Re: [Queue-developers] new design details

SourceForge Headquarters 1320 Columbia Street Suite 310 San Diego, CA 92101 +1 (858) 422-6466

On Tue, 2005-05-10 at 08:56 -0700, wernerkrebs wrote:
> 
> Two comments.
> 
> 1. Regarding the protocol, GQ's protocols largely
> predated modern RPC standards, such as SOAP and XML. 
> 

I'm not sure any of these things are worth their weight in a homogeneous
system. The communication between the GQ system as I have envisioned it
is pretty lightweight and there is very little structure to the
information. In this case, I think using XML or SOAP for a communication
layer adds complexity (in my mind) which is contrary to their purpose in
general. 

[snip]

> I would think some of the current features of the GQ
> TCP/IP protocol would be best done using some sort of
> SOAP implementation. For example, aspects of the
> initial authentication, and querying load information
> would be best done using SOAP.
> 

I don't think SOAP will do much for us regarding authentication. The
authentication stuff here is really simple (to me). Perhaps for load
information if a lot of detail is returned (like all the information ps
would return say). As for authentication, its already implemented as a
simple challenge handshake (initial authentication):

qd                              qm

auth/register request
(send nonce)          -------->

                                sign nonce with system key,
                      <-------  reply with our own nonce

verify response       --------> 
sign qm nonce

                      <--------  verify response, send session key

If either verification fails, the offended party stops the protocol.
Receipt of the session key indicates to qd that the challenge handshake
protocol completed successfully. After that, all communication between
the qd and qm come with simple signatures using that key. The complexity
of the generation of signatures and verification of them is already more
or less isolated from the logic if handling the message payload. 

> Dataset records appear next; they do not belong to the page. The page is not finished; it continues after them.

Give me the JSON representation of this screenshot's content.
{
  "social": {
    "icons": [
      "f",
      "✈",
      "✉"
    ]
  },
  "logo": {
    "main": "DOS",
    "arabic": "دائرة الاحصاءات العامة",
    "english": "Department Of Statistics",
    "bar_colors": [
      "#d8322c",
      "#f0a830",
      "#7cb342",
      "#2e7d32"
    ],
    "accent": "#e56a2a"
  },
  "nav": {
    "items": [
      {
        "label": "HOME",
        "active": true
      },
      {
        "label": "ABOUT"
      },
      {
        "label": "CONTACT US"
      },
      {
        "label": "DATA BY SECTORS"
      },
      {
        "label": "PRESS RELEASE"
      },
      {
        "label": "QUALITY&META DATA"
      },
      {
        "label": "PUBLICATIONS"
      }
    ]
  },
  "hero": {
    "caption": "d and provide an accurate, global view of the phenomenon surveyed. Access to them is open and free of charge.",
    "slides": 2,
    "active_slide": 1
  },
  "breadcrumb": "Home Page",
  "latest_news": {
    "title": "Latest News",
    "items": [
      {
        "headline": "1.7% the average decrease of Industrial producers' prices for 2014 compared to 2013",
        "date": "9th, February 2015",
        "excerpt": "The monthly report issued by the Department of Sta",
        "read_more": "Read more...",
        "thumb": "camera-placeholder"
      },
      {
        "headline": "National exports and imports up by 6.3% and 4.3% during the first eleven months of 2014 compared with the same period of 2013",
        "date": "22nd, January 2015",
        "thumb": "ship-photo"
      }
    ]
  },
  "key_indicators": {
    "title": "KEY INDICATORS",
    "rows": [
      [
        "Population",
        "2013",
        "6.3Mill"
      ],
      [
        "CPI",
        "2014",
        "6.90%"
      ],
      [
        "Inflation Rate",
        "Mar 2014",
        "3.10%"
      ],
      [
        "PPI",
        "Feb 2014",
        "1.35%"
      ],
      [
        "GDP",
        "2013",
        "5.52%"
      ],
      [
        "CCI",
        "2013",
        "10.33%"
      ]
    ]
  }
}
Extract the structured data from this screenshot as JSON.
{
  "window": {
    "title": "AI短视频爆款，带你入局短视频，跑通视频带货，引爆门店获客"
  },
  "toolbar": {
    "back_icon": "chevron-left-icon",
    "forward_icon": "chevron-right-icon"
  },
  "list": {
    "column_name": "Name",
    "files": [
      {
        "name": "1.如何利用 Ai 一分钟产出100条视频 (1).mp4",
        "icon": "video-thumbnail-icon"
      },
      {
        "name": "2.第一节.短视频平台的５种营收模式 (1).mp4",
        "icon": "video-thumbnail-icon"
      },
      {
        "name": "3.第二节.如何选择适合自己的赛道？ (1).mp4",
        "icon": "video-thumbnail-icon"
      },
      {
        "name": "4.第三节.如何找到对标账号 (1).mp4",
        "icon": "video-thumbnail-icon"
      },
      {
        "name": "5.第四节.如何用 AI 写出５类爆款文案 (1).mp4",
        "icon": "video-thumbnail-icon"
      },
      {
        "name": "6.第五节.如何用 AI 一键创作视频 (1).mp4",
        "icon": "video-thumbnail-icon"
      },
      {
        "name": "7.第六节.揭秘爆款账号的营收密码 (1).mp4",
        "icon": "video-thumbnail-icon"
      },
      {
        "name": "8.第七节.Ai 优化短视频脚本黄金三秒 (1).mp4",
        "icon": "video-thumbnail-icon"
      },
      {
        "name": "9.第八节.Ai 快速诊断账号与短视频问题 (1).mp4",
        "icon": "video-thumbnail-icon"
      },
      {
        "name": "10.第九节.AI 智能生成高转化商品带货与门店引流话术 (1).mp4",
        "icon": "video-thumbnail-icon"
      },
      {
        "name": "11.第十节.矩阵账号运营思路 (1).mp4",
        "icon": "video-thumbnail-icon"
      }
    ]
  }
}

> Also, since GQ was written, standard protocols for
> this type of thing have emerged. Look at Apst/Apstd
> system at SDSC (where, ironically, I used to work,
> although not on that project):
> 
> http://grail.sdsc.edu/projects/apst/
> 
> Apst is a meta demon for cluster demons. It doesn't
> currently support starting jobs using GQ, but does
> support starting other (commerical) systems. GQ
> support would be fairly trivial for them to add, if
> they wanted to. SDSC (part of UCSD) receives grant
> money from a firm that makes a GQ-like commercial
> product, so it's not clear if that's a direction they
> want to go in. They do support the commerical product.
> However, the source code is available, so the
> community is free to add support for GQ as well.
> 
> Apst will query each cluster manager (this would
> similar to the qm program you are proposing) and
> obtain load information via an XML file returned from
> the cluster manager. It will then decide how many jobs
> to start on that particular cluster (which it will
> start using a crude ssh command-line protocol to
> submit the jobs and scp to first transfer the relevant
> files into place). It's up to the cluster manager to
> then distribute the jobs to the cluster nodes.
> 
> Apst, which is C/C++ based (Apstd is available in
> Java) is similar to Nimrod, which is Java-based.
> Source code for all of these is available.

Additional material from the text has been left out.